Marc Delehanty appeared for successful respondent in landmark Supreme Court judgment on s.423, Insolvency Act 1986
By a judgment handed down on 19 February 2025, the UK Supreme Court dismissed the appeal in the Invest Bank v El-Husseini litigation concerning the scope of section 423 of the Insolvency Act 1986.
Marc Delehanty represented the successful respondent bank, undertaking a significant portion of the oral advocacy before the Supreme Court. He was led by Paul McGrath KC (of Essex Court chambers) and instructed by the team at PCB Byrne LLP: Trevor Mascarenhas, Tom Crisp, David Johnson, Eamon Khorsheed and Emily Hynes.
The Supreme Court resolved what it described as an “important” point on the interpretation of s.423 – the tool available to creditors to seek reversal of transactions entered into by their debtors which put assets out of reach or otherwise prejudice the creditors. The Court rejected the contention of the appellants that s.423 was only available where a transaction involved the transfer of an asset beneficially owned by a debtor. It held that s.423 can be engaged where a debtor which owns a company procures that that company transfer away company assets. This is because, even though an asset beneficially owned by the debtor has not been transferred away, creditors would be prejudiced by effect of the transaction: the reduction in value of the company shares owned by the debtor (against which the creditors might enforce). On a proper interpretation of s.423 there was nothing in its wording to limit it so as to exclude such transactions.

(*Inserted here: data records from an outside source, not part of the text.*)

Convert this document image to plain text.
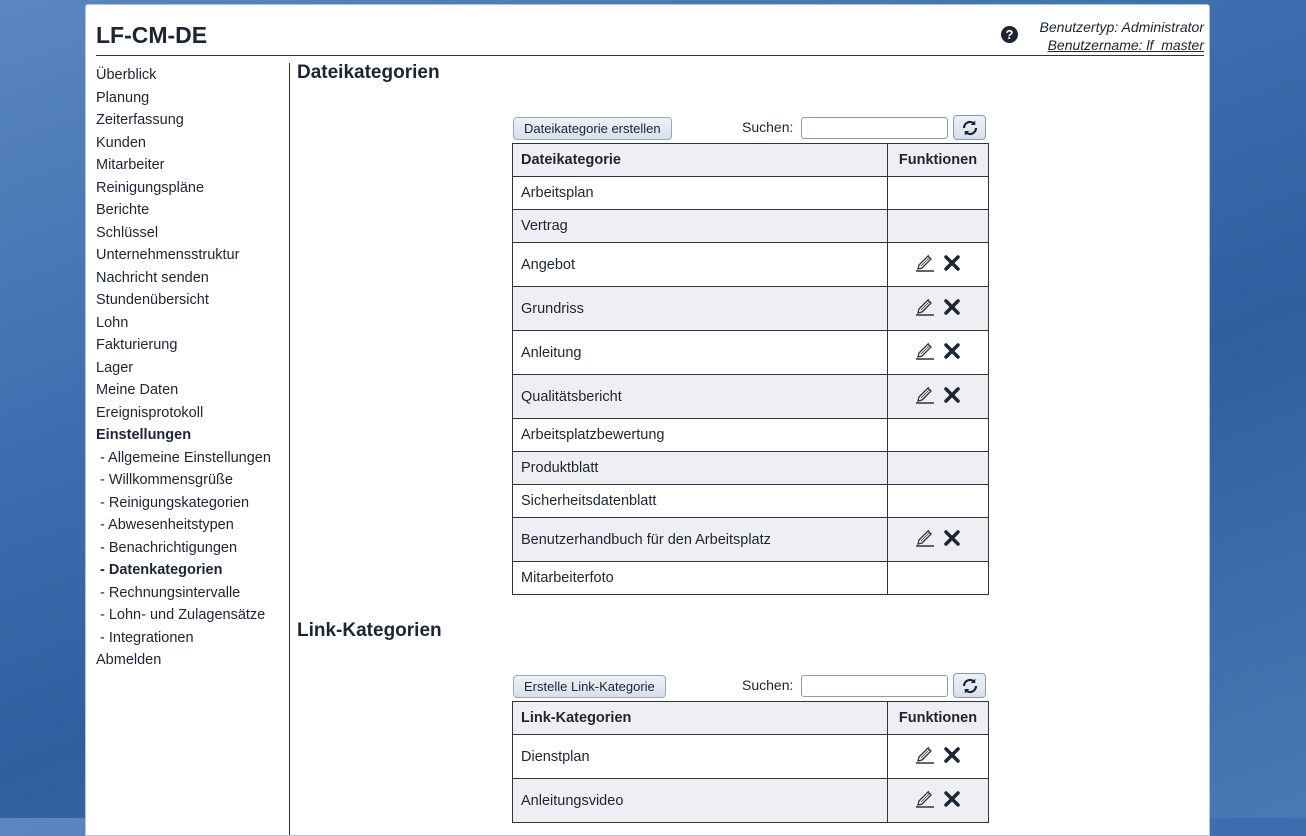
LF-CM-DE	?	Benutzertyp: Administrator
Benutzername: lf_master
Überblick
Planung
Zeiterfassung
Kunden
Mitarbeiter
Reinigungspläne
Berichte
Schlüssel
Unternehmensstruktur
Nachricht senden
Stundenübersicht
Lohn
Fakturierung
Lager
Meine Daten
Ereignisprotokoll
Einstellungen
- Allgemeine Einstellungen
- Willkommensgrüße
- Reinigungskategorien
- Abwesenheitstypen
- Benachrichtigungen
- Datenkategorien
- Rechnungsintervalle
- Lohn- und Zulagensätze
- Integrationen
Abmelden
Dateikategorien
Dateikategorie erstellen	Suchen:
Dateikategorie	Funktionen
Arbeitsplan	
Vertrag	
Angebot	

Grundriss	

Anleitung	

Qualitätsbericht	

Arbeitsplatzbewertung	
Produktblatt	
Sicherheitsdatenblatt	
Benutzerhandbuch für den Arbeitsplatz	

Mitarbeiterfoto	
Link-Kategorien
Erstelle Link-Kategorie	Suchen:
Link-Kategorien	Funktionen
Dienstplan	

Anleitungsvideo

The judgment upholds the Court of Appeal’s decision on this issue, but the Supreme Court’s reasoning sweeps much broader and so will be of great interest to civil fraud / asset recovery lawyers and, indeed, general insolvency lawyers and practitioners. In resolving the interpretation arguments, the Supreme Court:
- Reasoned that it could not see why the same wide interpretation for s.423 should not also apply to sections 339 and 238 of the Insolvency Act (which deal with challenges to transfers of assets in the period before individual bankruptcy and corporate insolvency, irrespective of whether there was an intention to defeat creditors).

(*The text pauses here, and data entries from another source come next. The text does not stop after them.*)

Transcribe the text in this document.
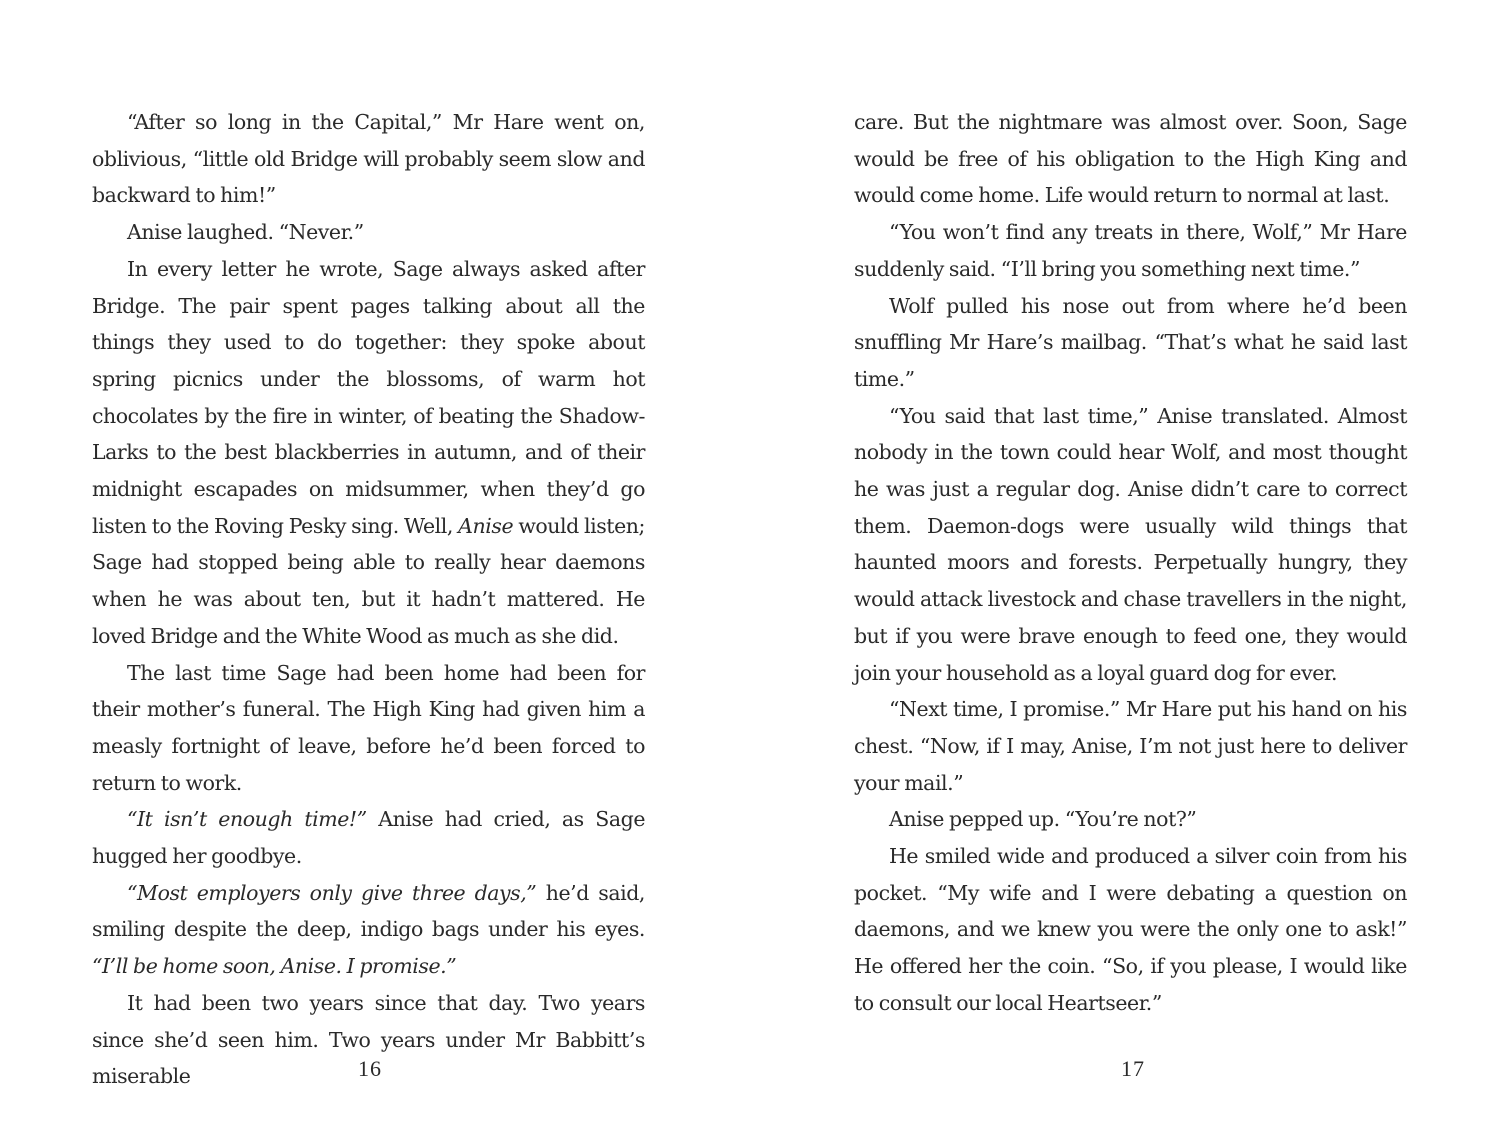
“After so long in the Capital,” Mr Hare went on, oblivious, “little old Bridge will probably seem slow and backward to him!”

Anise laughed. “Never.”

In every letter he wrote, Sage always asked after Bridge. The pair spent pages talking about all the things they used to do together: they spoke about spring picnics under the blossoms, of warm hot chocolates by the fire in winter, of beating the Shadow-Larks to the best blackberries in autumn, and of their midnight escapades on midsummer, when they’d go listen to the Roving Pesky sing. Well, Anise would listen; Sage had stopped being able to really hear daemons when he was about ten, but it hadn’t mattered. He loved Bridge and the White Wood as much as she did.

The last time Sage had been home had been for their mother’s funeral. The High King had given him a measly fortnight of leave, before he’d been forced to return to work.

“It isn’t enough time!” Anise had cried, as Sage hugged her goodbye.

“Most employers only give three days,” he’d said, smiling despite the deep, indigo bags under his eyes. “I’ll be home soon, Anise. I promise.”

It had been two years since that day. Two years since she’d seen him. Two years under Mr Babbitt’s miserable	16

care. But the nightmare was almost over. Soon, Sage would be free of his obligation to the High King and would come home. Life would return to normal at last.

“You won’t find any treats in there, Wolf,” Mr Hare suddenly said. “I’ll bring you something next time.”

Wolf pulled his nose out from where he’d been snuffling Mr Hare’s mailbag. “That’s what he said last time.”

“You said that last time,” Anise translated. Almost nobody in the town could hear Wolf, and most thought he was just a regular dog. Anise didn’t care to correct them. Daemon-dogs were usually wild things that haunted moors and forests. Perpetually hungry, they would attack livestock and chase travellers in the night, but if you were brave enough to feed one, they would join your household as a loyal guard dog for ever.

“Next time, I promise.” Mr Hare put his hand on his chest. “Now, if I may, Anise, I’m not just here to deliver your mail.”

Anise pepped up. “You’re not?”

He smiled wide and produced a silver coin from his pocket. “My wife and I were debating a question on daemons, and we knew you were the only one to ask!” He offered her the coin. “So, if you please, I would like to consult our local Heartseer.”

17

- Clarified that a “transaction” need not involve a transfer of an asset and would cover other types of prejudicial action, such as a debtor releasing a debt or surrendering a lease.
- Provided guidance on how to evaluate the receipt and provision of “consideration” in multi-party transactions for the purposes of s.423 (which is related to but differs from the understanding of consideration in the contract law sense).
- Considered how the statutory bona fide purchaser defence for onward transferees of property, at s.425(2), may operate when a transferee receives property from a company owned by the debtor rather than directly from the debtor.
The judgment can be found here: El-Husseiny v Invest Bank [2025] UKSC 4.